Deep Implicit Coordination Graphs for Multi-agent Reinforcement Learning
This addresses coordination challenges in MARL for domains like gaming and traffic control, offering a method to learn tradeoffs between centralization and decentralization, though it is incremental as it builds on existing coordination graph and actor-critic approaches.
The paper tackles the problem of multi-agent reinforcement learning requiring coordination in large joint action spaces by introducing the deep implicit coordination graph (DICG) architecture, which learns dynamic coordination graphs and uses graph neural networks to improve coordination, resulting in solving relative overgeneralization in predatory-prey tasks and outperforming baselines on SMAC and traffic junction environments.

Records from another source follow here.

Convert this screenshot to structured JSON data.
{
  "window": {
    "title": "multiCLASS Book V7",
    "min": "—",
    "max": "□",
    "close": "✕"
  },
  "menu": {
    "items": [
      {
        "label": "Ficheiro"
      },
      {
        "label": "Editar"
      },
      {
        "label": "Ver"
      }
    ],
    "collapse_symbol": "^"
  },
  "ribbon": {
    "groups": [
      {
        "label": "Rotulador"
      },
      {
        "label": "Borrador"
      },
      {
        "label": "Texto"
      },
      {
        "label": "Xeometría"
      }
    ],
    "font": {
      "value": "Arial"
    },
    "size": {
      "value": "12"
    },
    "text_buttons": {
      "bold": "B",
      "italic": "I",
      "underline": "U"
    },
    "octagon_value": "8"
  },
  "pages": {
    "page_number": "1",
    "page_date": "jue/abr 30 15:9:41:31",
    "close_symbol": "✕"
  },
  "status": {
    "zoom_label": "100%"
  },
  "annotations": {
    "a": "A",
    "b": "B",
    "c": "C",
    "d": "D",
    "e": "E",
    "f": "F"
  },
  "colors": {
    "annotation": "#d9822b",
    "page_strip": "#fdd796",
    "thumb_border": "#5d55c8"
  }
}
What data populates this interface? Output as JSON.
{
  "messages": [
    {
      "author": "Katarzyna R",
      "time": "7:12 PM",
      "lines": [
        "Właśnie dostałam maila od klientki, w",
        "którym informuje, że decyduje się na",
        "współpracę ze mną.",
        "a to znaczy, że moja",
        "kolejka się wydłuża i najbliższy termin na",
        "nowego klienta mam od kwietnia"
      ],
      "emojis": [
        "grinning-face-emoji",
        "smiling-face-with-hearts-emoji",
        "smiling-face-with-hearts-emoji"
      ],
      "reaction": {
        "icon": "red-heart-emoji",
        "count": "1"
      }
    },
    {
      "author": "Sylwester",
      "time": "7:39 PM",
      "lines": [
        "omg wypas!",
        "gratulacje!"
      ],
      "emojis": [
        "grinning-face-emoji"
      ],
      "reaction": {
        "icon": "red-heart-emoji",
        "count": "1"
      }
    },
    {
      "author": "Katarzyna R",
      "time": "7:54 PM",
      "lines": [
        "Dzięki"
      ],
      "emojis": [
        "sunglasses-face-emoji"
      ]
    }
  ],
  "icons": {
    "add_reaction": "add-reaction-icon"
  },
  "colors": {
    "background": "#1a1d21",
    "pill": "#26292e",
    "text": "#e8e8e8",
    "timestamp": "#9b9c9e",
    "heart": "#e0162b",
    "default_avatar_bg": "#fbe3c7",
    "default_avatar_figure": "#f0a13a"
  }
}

Multi-agent reinforcement learning (MARL) requires coordination to efficiently solve certain tasks. Fully centralized control is often infeasible in such domains due to the size of joint action spaces. Coordination graph based formalization allows reasoning about the joint action based on the structure of interactions. However, they often require domain expertise in their design. This paper introduces the deep implicit coordination graph (DICG) architecture for such scenarios. DICG consists of a module for inferring the dynamic coordination graph structure which is then used by a graph neural network based module to learn to implicitly reason about the joint actions or values. DICG allows learning the tradeoff between full centralization and decentralization via standard actor-critic methods to significantly improve coordination for domains with large number of agents. We apply DICG to both centralized-training-centralized-execution and centralized-training-decentralized-execution regimes. We demonstrate that DICG solves the relative overgeneralization pathology in predatory-prey tasks as well as outperforms various MARL baselines on the challenging StarCraft II Multi-agent Challenge (SMAC) and traffic junction environments.